L’ordine di grandezza è lo stesso.

Non solo, ma il sintomo principale (73%) nei deceduti era la dispnea.
Che disturbi respiratori preesistenti favoriscano esiti infausti di una infezione similinfluenzale, di qualsiasi origine, è a priori del tutto evidente, e ci sono anche studi recenti che lo confermano.

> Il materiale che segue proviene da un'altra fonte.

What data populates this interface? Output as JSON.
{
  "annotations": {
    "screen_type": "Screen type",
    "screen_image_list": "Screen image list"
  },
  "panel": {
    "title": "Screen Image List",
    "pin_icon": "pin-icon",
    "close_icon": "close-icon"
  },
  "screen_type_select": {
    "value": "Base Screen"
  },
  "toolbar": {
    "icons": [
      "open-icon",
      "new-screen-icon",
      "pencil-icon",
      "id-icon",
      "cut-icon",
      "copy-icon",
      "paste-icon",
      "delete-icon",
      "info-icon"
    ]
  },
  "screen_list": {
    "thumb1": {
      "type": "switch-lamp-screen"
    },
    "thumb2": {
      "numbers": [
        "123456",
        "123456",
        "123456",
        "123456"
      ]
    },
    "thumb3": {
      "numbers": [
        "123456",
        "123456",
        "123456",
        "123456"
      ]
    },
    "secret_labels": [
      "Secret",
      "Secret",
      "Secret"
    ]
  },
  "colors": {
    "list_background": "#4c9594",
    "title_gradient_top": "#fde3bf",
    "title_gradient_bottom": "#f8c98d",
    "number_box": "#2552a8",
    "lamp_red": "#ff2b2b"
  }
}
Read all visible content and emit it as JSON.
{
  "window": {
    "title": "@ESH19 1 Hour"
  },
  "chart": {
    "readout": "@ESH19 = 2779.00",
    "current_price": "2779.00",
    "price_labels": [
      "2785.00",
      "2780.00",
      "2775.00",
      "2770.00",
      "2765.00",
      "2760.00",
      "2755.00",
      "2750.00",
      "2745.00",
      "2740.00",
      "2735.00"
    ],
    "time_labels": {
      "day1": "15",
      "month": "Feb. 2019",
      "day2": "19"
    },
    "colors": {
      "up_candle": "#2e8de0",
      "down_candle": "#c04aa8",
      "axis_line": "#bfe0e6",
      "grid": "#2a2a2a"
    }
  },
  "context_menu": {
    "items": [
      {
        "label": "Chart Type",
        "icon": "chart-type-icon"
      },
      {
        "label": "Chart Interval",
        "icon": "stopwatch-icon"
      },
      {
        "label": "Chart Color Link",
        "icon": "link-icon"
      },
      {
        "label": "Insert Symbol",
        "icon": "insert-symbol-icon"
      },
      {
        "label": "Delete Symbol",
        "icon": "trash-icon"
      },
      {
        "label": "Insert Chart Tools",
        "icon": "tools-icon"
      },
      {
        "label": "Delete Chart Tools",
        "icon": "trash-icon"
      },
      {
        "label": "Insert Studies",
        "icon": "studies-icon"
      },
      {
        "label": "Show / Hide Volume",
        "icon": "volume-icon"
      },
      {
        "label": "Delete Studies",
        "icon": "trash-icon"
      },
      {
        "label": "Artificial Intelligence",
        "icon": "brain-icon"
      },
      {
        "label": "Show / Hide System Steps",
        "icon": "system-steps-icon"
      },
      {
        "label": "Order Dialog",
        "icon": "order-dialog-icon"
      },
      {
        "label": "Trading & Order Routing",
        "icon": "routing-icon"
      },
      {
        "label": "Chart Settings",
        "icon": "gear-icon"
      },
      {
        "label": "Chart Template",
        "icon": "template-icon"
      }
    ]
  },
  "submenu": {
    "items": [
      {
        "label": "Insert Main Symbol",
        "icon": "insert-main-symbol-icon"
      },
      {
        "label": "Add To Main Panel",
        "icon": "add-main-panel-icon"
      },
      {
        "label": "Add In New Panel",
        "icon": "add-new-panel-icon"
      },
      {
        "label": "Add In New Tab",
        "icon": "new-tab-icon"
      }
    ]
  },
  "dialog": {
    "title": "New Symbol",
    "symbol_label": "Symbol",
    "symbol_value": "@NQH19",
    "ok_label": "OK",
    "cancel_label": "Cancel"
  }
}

2) Le morti per similinfluenze e loro complicanze
Il complesso delle similinfluenze ha mietuto in stagioni influenzali recenti (2013-2017) una media di 34.000 vittime per anno, mentre l’ISS continua a riportare, parlando solo dell’influenza in senso stretto (e nemmeno per la sola influenza questo è vero!) che si tratterebbe di... 8000 morti.
Molti “esperti” avevano previsto che all’arrivo dell’autunno le forze riunite della normale “influenza” (tenere presente che molto spesso si legge “influenza” ma bisogna intendere
similinfluenza) e della seconda ondata del covid-19 avrebbero sbaragliato qualsiasi resistenza sanitaria che non fosse stata quella della chiusura economica e sociale. Non restava che pregare e aspettare il vaccino prossimo venturo.
Altri studiosi avevano invece congetturato che il covid-19 non fosse che una componente del complesso delle similinfluenze, che aveva semplicemente assorbito a livello diagnostico le sue
consorelle – e anche varie altre malattie che la fallibilità e l’abuso dei tamponi gli aveva erroneamente accreditato.
Bene: in data 24 ottobre è apparso su un quotidiano un articolo dal titolo: «L’influenza è stata ammazzata dal covid? Gli esperti pongono l’intrigante domanda mentre i casi di influenza
precipitano in tutto il globo». Basta dare un’occhiata al grafico della stagione similinfluenzale 2020-21 per capire che anche in Italia il covid-19 sta rubando la scena alle similinfluenze:


Ovviamente siamo appena all’inizio, e rimango pronto a farmi sorprendere dai prossimi sviluppi, di cui darò atto. Ma, al momento, ci sono buone ragioni per pensare che il cov-2 non si è sommato alle similinfluenze come affermavano i profeti di sventura “autorizzati”, ma si è preso un demerito che non gli spettava.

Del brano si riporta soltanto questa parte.